Les autorités ont annoncé que le prince héritier, Salman ben Hamad al-Khalifa, deviendrait Premier ministre.
Le prince Khalifa ben Salman al-Khalifa du Bahreïn, l’un des plus anciens Premiers ministres du monde, à la tête du gouvernement de son pays pendant des décennies et qui a survécu aux manifestations du printemps arabe en 2011 – qui exigeaient son éviction en raison d’allégations de corruption -, est décédé mercredi à 84 ans.
La puissance et la richesse du prince Khalifa étaient sues et vues de tous, dans cette petite nation au large des côtes d’Arabie saoudite, qui abrite la 5ème flotte de la marine américaine. Son portrait officiel a été accroché pendant des décennies sur les murs aux côtés du dirigeant du pays. Il avait sa propre île privée où il rencontrait des dignitaires étrangers, ainsi qu’une marina et un parc où vivaient des paons et des gazelles.
Le prince représentait un style plus ancien de leadership dans le Golfe, qui accordait des faveurs et du patronage pour soutenir la famille sunnite Al-Khalifa. Ce style sera remis en question lors des manifestations de 2011 par la majorité chiite de l’île et d’autres personnes, qui ont manifesté contre lui en raison d’allégations de corruption de longue date entourant son règne.
Bien que moins puissant et plus fragile ces dernières années, ses machinations ont tout de même attiré l’attention du royaume alors qu’une nouvelle génération se bouscule pour le pouvoir. « Khalifa ben Salman représentait la vieille garde de bien d’autres façons que par son âge et son ancienneté », a déclaré Kristin Smith Diwan, chercheuse résidente à l’Institut des États arabes du Golfe, basé à Washington. « Il représentait une vieille compréhension sociale enracinée dans les privilèges royaux et exprimée par le biais du mécénat personnel », selon elle.
Le prince Khalifa est né au sein de la dynastie Al-Khalifa, qui, depuis plus de deux siècles, règne sur Bahreïn, une île du golfe Persique dont le nom en arabe signifie « les deux mers ». Fils de l’ancien souverain de Bahreïn, le cheikh Salman ben Hamad al-Khalifa, qui a régné de 1942 à 1961, le prince a appris la gouvernance aux côtés de son père, l’île étant restée un protectorat britannique.

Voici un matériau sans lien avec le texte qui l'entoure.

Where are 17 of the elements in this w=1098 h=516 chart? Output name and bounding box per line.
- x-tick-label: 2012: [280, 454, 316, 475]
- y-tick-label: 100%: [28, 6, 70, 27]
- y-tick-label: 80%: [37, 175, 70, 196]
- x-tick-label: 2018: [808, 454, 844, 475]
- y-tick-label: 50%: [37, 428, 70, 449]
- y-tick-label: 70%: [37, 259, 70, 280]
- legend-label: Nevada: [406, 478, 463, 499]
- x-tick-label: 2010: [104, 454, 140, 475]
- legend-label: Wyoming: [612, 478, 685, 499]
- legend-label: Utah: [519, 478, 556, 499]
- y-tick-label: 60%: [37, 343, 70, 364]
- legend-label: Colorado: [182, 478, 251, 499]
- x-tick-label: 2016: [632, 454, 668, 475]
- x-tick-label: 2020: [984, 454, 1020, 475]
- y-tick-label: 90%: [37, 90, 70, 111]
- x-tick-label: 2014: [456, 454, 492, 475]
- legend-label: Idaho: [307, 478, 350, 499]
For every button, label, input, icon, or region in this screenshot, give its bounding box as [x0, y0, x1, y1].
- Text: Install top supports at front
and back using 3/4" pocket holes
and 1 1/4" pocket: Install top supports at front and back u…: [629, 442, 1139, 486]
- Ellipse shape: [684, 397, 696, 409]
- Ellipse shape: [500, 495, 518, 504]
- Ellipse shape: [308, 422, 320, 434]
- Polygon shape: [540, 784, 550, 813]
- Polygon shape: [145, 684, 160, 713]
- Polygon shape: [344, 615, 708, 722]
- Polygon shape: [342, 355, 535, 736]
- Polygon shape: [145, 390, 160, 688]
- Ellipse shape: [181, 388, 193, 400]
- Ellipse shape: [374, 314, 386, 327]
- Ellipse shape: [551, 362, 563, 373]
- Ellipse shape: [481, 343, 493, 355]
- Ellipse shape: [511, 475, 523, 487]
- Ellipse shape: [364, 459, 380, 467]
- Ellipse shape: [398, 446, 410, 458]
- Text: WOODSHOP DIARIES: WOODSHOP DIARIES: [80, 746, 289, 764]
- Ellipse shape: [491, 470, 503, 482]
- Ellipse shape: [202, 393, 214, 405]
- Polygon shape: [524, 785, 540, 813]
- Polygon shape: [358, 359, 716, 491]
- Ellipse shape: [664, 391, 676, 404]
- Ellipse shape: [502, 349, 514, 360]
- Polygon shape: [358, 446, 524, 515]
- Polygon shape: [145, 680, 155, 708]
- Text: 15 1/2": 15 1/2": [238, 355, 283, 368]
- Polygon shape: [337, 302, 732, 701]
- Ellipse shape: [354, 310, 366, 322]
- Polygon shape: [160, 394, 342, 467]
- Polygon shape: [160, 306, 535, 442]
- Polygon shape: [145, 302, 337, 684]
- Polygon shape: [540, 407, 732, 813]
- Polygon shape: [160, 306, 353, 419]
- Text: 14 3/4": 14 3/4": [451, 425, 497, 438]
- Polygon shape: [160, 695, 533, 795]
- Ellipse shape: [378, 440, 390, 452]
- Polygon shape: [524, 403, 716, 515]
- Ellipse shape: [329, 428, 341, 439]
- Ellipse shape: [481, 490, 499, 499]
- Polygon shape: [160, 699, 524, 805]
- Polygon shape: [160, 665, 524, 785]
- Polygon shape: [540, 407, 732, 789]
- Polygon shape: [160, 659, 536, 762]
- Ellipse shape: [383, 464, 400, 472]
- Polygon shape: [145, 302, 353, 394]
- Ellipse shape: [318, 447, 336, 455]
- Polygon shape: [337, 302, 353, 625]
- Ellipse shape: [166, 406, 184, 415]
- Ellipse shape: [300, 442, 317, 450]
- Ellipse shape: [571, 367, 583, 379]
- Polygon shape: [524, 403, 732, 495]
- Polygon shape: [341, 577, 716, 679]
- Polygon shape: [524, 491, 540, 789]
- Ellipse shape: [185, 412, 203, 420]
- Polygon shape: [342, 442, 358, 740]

Le frère du prince Khalifa, le cheikh Isa bin Salman Al Khalifa, a pris le pouvoir en 1961 et a servi de monarque lorsque Bahreïn a obtenu son indépendance de la Grande-Bretagne en 1971. Dans le cadre d’un arrangement informel, le cheikh Isa s’occupait de la diplomatie et des cérémonies de l’île tandis que le prince Khalifa dirigeait le gouvernement et l’économie.
Après son indépendance acquise en 1971, Bahreïn a cherché à se développer rapidement, afin de sortir de sa dépendance à l’égard de réserves pétrolières en diminution. Manama, à l’époque, a même servi à ce que Dubaï, aux Émirats arabes unis, devienne un centre régional financier, de services et de tourisme.
Mais le prince Khalifa a vu son nom de plus en plus souvent impliqué dans des allégations de corruption, comme par exemple dans une affaire de pratiques de corruption étrangère contre le producteur d’aluminium Alcoa, qui a utilisé un intermédiaire basé à Londres pour faciliter les pots-de-vin aux fonctionnaires bahreïniens. Alcoa a finalement accepté de payer 384 millions de dollars d’amendes au gouvernement américain pour régler l’affaire en 2014.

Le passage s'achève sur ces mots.